Es una costumbre antigua que los misioneros han tratado de borrar, pero estoy segura de que todavía se practica en secreto en muchos lugares.

—¿Qué es
ngweko?

—Es una forma de noviazgo, y está gobernada por reglas y tabúes. Si visitaras la choza de Christopher esta noche, Deborah, significaría una sola cosa para quien te viese.

—Me da igual lo que piense la gente.

—Entonces considera lo que podría pensar Christopher. ¿Él siente por ti lo mismo que tú por él?

—No lo sé —repuso Deborah con acento compungido.

Grace apoyó una mano en el brazo de la muchacha y dijo dulcemente:

—Sé lo que estás pasando. Yo también estuve enamorada, hace muchos años, y sufría las mismas angustias que tú sufres ahora. Pero debes proceder despacio y con cuidado, Deborah. Tenemos que vivir de acuerdo con ciertas reglas. A Christopher lo gobierna la tradición kikuyu tanto como a nosotras nos gobierna la moral europea. Si le visitas en su choza de soltero, corres el riesgo de echar a perder tu reputación. Y él podría perderte el respeto. Espera hasta mañana. Invítale a tomar el té aquí.

Grace se levantó de la mesa y, dándose masaje en el brazo, dijo:

—Será mejor que me vuelva a la sala de pediatría. Tengo en observación a un chiquillo que me temo que tiene meningitis.

—¿No puede hacerlo otra persona, tía Grace? Trabajas demasiado. Pareces cansada.

Grace sonrió tranquilizadoramente.

—En cincuenta y cuatro años, Deborah, exceptuando las pocas veces que me he ausentado de la misión, nunca he dejado de hacer la ronda nocturna. No te preocupes por mí, querida. Descansa un poco y piensa en tu emocionante viaje a California.

Cuando su tía se hubo ido, Deborah se sentó junto al fuego, triste e indecisa, preguntándose si debía esperar o ir a verle en seguida.

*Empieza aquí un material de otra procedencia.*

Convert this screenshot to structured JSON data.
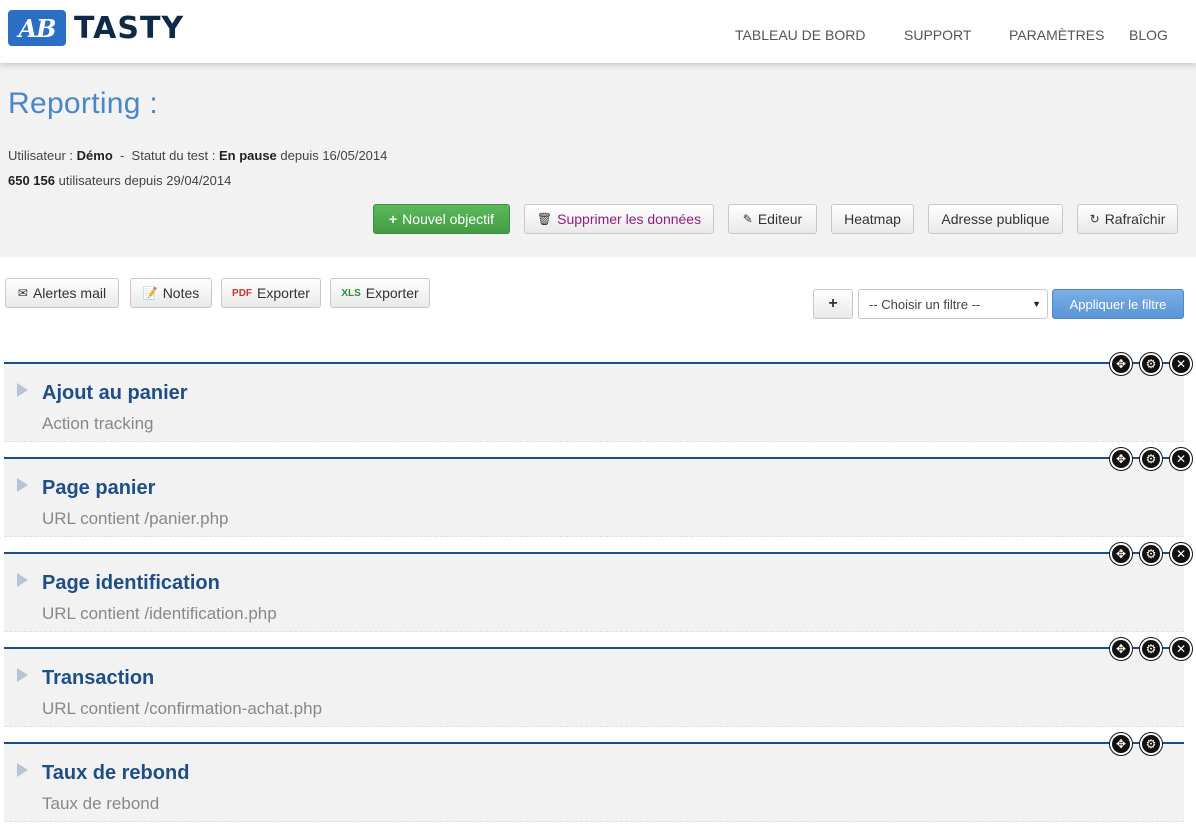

Recorrió la sala de estar con la mirada. Una de las paredes aparecía cubierta de libros, muchos de ellos muy viejos, de los primeros tiempos de Grace en el África Oriental. Deborah, acercándose, echó un vistazo a los títulos. Encontró lo que buscaba:
De cara al monte Kenia,
de Jomo Kenyatta.

Había una descripción de la costumbre denominada
ngweko
en la página 155.

* * *

Yacía despierta en la cama, escuchando la noche. La misión dormía y en lo alto de la colina la plantación de café estaba vacía de trabajadores y máquinas. Deborah se encontraba en la cama que había ocupado durante diez años, la misma cama, de hecho, en que su madre había dormido durante el estado de excepción y en el mismo dormitorio donde habían muerto David Mathenge y sir James, aunque esto ella no lo sabía. La noche era de viento y luna llena. Las ramas torcidas del Jacaranda y las gráciles varitas de los alisos y los álamos trazaban dibujos móviles en las paredes enjalbegadas del dormitorio. El viento movía los árboles y las sombras de la pared hacían pensar en una escena submarina. Deborah tenía la impresión de estar flotando entre algas y hierbas submarinas que se mecían a impulsos de las profundas corrientes oceánicas. También el silencio se parecía al silencio del mar.

Escuchó el ritmo acompasado de su corazón, sintiendo su pulso en el cuello, las puntas de los dedos, los muslos. La noche era fría, pero Deborah tenía calor. De un puntapié apartó las mantas y se quedó tendida boca arriba, con los ojos clavados en el techo. El viento gemía. Una nube cubrió la luna y Deborah se vio sumida en las tinieblas. Luego la luz volvió y el mundo quedó bañado por un resplandor sobrenatural.